Automated detection of probabilistic behavior boundaries of ML-enabled autonomous systems

The increasing effectiveness of Machine Learning (ML) techniques has greatly influenced the autonomous systems domain. Autonomous systems with ML components have become crucial to tackling many complex tasks as they can navigate dynamic and uncertain environments, make real-time decisions, and interact autonomously with humans and other entities. However, the ML components add new challenges and risks that are hardly manageable with traditional software engineering practices because of nonlinear behaviors heavily influenced by training data. In this thesis, we introduce the concept of probabilistic frontier of behaviors: a set of inputs that cause system failures with a certain probability. These inputs are test cases that exemplify system misbehavior in a region of the input space, and domain experts can generate multiple frontiers to evaluate the quality of the system thoroughly. We propose DeepSpectrum, a search tool that explores the input space of a system to find diverse test cases on the probabilistic frontier of behaviors. DeepSpectrum leverages a model of the input space to generate realistic inputs that are human-interpretable and meaningful for the evaluation of the system. Experimental results show that the higher complexity and longer execution times of DeepSpectrum compared to other pre-existing methods are justified by its effectiveness in identifying a varied, wider test set. The ability of DeepSpectrum to explore multiple probabilistic frontiers of behaviors and steer the search towards diverse regions of the input space allows it to uncover a more comprehensive range of system failures and edge cases. The human-interpretable and meaningful test cases produced by DeepSpectrum provide valuable insights for domain experts to understand and address system vulnerabilities effectively.

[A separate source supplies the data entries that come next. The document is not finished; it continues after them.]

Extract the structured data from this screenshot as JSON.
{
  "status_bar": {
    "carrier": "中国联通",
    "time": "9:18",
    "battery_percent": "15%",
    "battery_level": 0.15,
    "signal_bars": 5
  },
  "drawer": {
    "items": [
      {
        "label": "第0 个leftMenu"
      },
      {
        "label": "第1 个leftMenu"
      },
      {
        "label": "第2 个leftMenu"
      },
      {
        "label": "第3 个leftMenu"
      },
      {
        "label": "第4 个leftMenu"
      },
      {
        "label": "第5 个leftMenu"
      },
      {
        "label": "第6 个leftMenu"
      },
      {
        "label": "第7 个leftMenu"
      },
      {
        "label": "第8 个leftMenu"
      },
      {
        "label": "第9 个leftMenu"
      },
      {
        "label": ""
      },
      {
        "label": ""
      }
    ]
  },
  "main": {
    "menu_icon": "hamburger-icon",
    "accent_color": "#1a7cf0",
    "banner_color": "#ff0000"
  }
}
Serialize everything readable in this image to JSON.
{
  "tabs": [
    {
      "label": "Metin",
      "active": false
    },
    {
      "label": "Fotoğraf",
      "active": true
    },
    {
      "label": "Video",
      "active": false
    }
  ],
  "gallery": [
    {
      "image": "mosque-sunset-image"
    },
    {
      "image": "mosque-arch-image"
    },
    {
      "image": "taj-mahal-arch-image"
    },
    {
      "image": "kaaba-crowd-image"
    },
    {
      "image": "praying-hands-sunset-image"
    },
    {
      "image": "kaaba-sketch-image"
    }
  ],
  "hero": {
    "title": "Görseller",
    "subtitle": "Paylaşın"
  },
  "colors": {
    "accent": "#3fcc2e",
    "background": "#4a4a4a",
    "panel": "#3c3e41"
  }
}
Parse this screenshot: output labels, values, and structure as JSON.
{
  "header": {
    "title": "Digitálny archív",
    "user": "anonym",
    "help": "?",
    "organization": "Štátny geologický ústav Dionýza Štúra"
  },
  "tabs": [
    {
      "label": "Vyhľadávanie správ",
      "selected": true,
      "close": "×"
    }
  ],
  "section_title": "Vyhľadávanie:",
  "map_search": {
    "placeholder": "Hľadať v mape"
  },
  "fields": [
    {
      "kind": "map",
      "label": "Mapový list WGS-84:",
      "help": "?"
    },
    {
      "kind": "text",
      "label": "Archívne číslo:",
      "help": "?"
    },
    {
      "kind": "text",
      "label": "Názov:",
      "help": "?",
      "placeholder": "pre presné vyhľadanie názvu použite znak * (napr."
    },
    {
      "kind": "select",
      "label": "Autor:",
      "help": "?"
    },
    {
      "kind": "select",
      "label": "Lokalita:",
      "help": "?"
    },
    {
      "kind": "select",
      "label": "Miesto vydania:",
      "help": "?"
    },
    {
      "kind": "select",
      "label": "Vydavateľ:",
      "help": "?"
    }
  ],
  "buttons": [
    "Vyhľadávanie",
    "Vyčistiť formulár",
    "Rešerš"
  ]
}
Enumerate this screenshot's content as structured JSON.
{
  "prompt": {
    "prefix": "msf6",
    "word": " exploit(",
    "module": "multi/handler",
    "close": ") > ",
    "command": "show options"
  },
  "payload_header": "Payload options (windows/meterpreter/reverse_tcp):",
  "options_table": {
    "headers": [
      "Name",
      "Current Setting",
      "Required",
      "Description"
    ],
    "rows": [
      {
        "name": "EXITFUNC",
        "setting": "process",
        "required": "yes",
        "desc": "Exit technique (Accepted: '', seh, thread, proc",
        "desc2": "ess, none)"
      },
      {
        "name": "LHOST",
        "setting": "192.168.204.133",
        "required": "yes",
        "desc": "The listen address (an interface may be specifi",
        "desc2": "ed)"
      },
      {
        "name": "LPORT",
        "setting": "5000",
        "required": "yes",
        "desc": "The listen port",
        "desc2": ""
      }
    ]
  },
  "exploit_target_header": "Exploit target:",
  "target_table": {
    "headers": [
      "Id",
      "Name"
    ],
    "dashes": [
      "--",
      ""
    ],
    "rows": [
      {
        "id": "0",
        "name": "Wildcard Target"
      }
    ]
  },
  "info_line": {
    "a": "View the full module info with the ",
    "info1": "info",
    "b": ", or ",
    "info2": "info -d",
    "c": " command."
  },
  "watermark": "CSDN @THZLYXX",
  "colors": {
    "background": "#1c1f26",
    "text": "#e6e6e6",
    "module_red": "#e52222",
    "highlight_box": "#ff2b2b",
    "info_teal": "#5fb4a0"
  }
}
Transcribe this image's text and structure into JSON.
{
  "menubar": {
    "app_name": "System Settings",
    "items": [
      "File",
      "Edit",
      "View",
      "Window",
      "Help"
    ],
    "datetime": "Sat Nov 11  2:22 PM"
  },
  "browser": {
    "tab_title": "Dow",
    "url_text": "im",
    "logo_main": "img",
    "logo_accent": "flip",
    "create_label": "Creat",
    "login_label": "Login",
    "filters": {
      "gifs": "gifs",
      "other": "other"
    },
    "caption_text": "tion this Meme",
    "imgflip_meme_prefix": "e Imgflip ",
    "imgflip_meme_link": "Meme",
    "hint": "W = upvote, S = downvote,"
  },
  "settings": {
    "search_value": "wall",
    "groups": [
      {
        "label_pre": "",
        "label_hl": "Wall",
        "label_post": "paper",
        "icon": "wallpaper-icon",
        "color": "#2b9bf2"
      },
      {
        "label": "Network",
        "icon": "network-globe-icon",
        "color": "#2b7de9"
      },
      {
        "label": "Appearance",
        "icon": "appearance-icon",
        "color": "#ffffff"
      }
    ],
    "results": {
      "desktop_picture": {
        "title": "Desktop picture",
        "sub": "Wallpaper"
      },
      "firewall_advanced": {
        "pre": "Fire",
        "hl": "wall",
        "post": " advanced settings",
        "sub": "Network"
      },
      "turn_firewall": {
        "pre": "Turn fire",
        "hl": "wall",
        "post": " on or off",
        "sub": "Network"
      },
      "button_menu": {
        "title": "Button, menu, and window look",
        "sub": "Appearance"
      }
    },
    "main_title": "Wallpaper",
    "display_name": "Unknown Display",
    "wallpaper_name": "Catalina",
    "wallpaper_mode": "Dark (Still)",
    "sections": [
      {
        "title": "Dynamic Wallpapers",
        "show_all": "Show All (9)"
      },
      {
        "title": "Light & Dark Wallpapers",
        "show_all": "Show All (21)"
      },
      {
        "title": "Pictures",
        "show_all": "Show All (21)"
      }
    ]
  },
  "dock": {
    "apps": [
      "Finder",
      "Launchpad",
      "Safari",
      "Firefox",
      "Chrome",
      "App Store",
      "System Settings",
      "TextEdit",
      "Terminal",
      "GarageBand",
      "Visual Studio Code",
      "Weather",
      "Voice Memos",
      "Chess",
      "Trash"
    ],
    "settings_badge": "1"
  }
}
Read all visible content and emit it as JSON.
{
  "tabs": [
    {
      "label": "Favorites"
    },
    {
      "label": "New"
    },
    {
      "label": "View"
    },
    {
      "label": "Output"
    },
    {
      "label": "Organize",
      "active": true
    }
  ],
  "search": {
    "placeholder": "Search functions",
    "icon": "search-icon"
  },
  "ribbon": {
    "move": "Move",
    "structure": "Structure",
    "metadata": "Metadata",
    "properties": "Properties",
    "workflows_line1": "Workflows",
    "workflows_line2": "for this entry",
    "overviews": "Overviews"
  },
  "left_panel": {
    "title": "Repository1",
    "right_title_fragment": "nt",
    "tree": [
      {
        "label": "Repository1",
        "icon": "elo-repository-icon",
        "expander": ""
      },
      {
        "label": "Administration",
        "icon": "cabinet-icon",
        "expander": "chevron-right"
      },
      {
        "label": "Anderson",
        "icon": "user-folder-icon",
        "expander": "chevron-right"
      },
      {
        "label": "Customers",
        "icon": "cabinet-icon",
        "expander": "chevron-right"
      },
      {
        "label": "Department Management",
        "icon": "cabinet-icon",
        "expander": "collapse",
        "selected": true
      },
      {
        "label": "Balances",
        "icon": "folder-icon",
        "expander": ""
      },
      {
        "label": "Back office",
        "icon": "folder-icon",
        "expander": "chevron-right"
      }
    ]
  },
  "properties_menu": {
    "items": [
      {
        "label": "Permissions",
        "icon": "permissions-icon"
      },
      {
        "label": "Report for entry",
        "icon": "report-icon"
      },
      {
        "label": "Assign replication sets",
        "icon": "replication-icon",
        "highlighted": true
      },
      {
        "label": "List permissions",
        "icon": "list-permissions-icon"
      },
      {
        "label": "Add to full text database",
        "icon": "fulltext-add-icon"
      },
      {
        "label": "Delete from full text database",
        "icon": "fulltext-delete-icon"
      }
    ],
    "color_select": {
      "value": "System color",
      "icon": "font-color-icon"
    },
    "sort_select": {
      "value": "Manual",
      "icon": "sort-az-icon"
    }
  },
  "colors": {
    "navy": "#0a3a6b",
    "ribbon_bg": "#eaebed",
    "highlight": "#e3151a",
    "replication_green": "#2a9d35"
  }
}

La crescente efficacia delle tecniche di Machine Learning (ML) ha influenzato notevolmente il settore dei sistemi autonomi. Specificamente, I sistemi autonomi con componenti di ML sono diventati cruciali per affrontare molti compiti complessi, in quanto possono navigare in ambienti dinamici e incerti, prendere decisioni in tempo reale e interagire autonomamente con gli esseri umani e altre entità. Tuttavia, i componenti di ML aggiungono nuove sfide e rischi difficilmente gestibili con le tradizionali pratiche di ingegneria del software, a causa dei comportamenti non lineari, fortemente influenzati dai dati di addestramento. Questa tesi introduce il concetto di frontiera probabilistica dei comportamenti: un insieme di input che causano guasti al sistema con una certa probabilità. Questi input sono casi di test che esemplificano il comportamento scorretto del sistema in una regione dello spazio degli input. Gli esperti di dominio possono generare più frontiere per valutare a fondo la qualità del sistema. Viene proposto DeepSpectrum, uno strumento di ricerca che esplora lo spazio degli input di un sistema, per trovare diversi casi di test sulla frontiera probabilistica dei comportamenti. DeepSpectrum sfrutta un modello dello spazio degli input per generare casi di test realistici, facilmente interpretabili dall'uomo e significativi per la valutazione del sistema. I risultati sperimentali mostrano che la maggiore complessità e i tempi di esecuzione più lunghi di DeepSpectrum, rispetto ad altri metodi preesistenti, sono giustificati dalla sua efficacia nell'identificare un insieme di test vario e più ampio. La capacità di DeepSpectrum di esplorare più frontiere probabilistiche dei comportamenti e di orientare la ricerca verso regioni diverse dello spazio degli input gli consente di scoprire una gamma più completa di guasti e casi limite del sistema. I casi di test significativi e interpretabili dall'uomo prodotti da DeepSpectrum forniscono preziose indicazioni agli esperti del settore per comprendere e risolvere efficacemente le vulnerabilità del sistema.